Solid growth can blunt the effect of rising rates
WATCH GUARD 24/7 is experiencing solid growth that’s blunting the impact of higher borrowing costs. The New York-based security staffing company, another graduate of the 10,000 Small Businesses program, has grown from about 20 full-time employees to more than 1,000 since its founding in 2009. The company is growing by about $9 million per year but still regularly taps its bank line of credit to cover the gaps between signing a new contract and starting to get paid, during which time it needs to add new personnel to the payroll to handle the new business.
“When you start multiple jobs close together, that’s where your cash flow really starts to get pinched,” said John Rafferty, WATCH GUARD 24/7’s president and CEO. “We don’t worry as much about rates as other expenses that are more challenging for us, such as insurance.”
Rafferty said he’s in the process of borrowing more and is awaiting approval on larger lines of credit to continue to ensure the growth of his company, including through a possible acquisition.
Developing new banking relationships could be a challenge
Setting up new banking relationships could pose a concern to some small businesses, according to Goldman Sachs Research. “One risk is that small businesses prove more sensitive to interest costs because of difficulty developing new banking relationships and difficulty accessing alternative sources of financing,” Abecasis and Hill write.
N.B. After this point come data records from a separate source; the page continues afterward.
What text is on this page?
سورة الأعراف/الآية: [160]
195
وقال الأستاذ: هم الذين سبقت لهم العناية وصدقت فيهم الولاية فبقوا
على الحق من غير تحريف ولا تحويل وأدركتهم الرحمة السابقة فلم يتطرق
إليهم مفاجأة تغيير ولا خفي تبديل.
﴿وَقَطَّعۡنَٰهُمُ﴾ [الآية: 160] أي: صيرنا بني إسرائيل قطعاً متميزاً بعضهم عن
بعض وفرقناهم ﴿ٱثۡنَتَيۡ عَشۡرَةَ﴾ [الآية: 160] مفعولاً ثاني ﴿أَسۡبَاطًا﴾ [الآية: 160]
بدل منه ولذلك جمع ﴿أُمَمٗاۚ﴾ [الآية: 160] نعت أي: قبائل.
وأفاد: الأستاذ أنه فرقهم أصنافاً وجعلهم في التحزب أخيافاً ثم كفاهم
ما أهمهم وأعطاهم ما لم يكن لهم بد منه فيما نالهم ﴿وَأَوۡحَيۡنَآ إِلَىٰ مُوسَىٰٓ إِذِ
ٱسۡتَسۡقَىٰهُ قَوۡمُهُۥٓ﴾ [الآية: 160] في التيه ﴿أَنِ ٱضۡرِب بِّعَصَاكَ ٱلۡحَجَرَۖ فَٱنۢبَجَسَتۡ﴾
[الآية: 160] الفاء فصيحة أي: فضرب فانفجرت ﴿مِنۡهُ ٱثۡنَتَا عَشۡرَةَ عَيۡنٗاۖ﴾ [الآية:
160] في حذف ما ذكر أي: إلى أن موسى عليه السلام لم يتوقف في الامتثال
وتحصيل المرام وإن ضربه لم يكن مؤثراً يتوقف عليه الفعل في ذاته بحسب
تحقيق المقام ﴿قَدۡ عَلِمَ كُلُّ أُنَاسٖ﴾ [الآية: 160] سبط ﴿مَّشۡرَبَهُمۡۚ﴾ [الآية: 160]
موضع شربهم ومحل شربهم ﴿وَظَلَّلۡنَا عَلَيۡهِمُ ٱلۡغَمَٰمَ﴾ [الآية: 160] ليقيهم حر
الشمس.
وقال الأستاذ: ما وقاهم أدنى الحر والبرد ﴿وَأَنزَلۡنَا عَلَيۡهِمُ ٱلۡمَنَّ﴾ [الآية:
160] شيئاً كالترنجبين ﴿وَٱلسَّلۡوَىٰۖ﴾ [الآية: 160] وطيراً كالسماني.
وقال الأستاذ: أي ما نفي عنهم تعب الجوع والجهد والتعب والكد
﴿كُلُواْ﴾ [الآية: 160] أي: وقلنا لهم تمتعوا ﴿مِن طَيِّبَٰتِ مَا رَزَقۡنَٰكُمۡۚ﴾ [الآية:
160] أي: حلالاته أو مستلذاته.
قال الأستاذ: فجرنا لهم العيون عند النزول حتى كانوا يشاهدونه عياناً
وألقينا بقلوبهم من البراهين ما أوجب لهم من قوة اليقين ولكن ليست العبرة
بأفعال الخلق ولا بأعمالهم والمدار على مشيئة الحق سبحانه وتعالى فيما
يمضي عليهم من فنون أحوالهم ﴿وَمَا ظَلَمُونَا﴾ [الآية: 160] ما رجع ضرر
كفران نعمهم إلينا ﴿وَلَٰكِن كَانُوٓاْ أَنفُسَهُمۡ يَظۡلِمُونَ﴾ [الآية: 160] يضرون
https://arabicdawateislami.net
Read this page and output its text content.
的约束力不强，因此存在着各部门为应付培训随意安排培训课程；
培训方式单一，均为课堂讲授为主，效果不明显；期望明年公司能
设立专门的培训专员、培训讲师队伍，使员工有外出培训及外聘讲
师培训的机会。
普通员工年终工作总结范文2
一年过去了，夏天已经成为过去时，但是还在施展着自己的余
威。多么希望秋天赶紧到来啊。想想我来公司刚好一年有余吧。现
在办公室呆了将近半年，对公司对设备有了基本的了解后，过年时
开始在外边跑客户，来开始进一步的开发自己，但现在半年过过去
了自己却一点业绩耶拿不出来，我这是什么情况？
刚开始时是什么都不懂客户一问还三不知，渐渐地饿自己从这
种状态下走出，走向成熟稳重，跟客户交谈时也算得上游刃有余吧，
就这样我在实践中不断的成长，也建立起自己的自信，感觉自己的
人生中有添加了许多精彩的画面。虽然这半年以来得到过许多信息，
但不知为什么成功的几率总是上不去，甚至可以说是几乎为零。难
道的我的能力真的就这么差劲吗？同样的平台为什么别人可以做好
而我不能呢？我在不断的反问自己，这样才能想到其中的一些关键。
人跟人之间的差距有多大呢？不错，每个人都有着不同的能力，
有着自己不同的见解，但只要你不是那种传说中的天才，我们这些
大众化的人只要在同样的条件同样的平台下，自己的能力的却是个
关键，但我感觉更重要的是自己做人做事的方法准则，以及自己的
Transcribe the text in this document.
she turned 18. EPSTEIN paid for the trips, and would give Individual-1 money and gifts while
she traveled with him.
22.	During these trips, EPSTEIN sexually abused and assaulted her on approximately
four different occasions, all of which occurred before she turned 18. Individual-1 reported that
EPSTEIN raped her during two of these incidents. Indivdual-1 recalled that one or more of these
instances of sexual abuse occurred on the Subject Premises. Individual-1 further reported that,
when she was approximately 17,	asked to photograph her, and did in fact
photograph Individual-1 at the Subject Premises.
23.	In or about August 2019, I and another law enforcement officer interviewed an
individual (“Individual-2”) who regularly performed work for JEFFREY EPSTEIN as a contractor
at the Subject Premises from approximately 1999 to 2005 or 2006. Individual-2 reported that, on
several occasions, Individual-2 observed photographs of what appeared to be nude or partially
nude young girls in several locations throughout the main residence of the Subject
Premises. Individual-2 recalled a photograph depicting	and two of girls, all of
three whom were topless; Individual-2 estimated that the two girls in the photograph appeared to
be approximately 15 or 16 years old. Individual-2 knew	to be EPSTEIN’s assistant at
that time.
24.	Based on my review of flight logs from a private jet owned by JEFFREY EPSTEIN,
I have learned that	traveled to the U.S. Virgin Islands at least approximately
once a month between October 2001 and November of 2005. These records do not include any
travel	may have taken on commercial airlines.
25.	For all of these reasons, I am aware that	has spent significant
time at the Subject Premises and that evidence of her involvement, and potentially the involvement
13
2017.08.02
Still, they point out that the share of businesses reporting that credit was harder to get relative to a few months ago stands at about 8% — higher than during the pandemic but in line with the average share in the early 1990s.
In the meantime, strong profits and ample cash on hand are making small businesses more resilient to higher rates.
Goldman Sachs Research estimates of retained earnings (the profits that would be available after distributing an estimated base salary to each owner-operator and an estimated dividend payment to owners) signal the sector is running a financial surplus — estimated at 2.5% of US GDP in the second quarter — reflecting strong profits that have outpaced wage growth.
“This financial surplus argues for resilience in small business capex and employment in the face of higher borrowing costs, because that surplus represents a recurring cash flow that, if desired by business owners, can permanently finance growth in capex and employment,” Abecasis and Hill write.
They further estimate that the small business sector has a financial surplus of 9.1% as a share of revenues, which amounts to a tailwind to growth in capital expenditures (other things being equal). Similarly, small business cash holdings and net worth are both the highest they’ve been in years. That’s giving a lift to their interest income, since deposit rates are climbing, dampening the increase in borrowing costs.
Added up, Abecasis and Hill say small businesses appear to be in good shape to weather the ongoing impact of higher interest costs.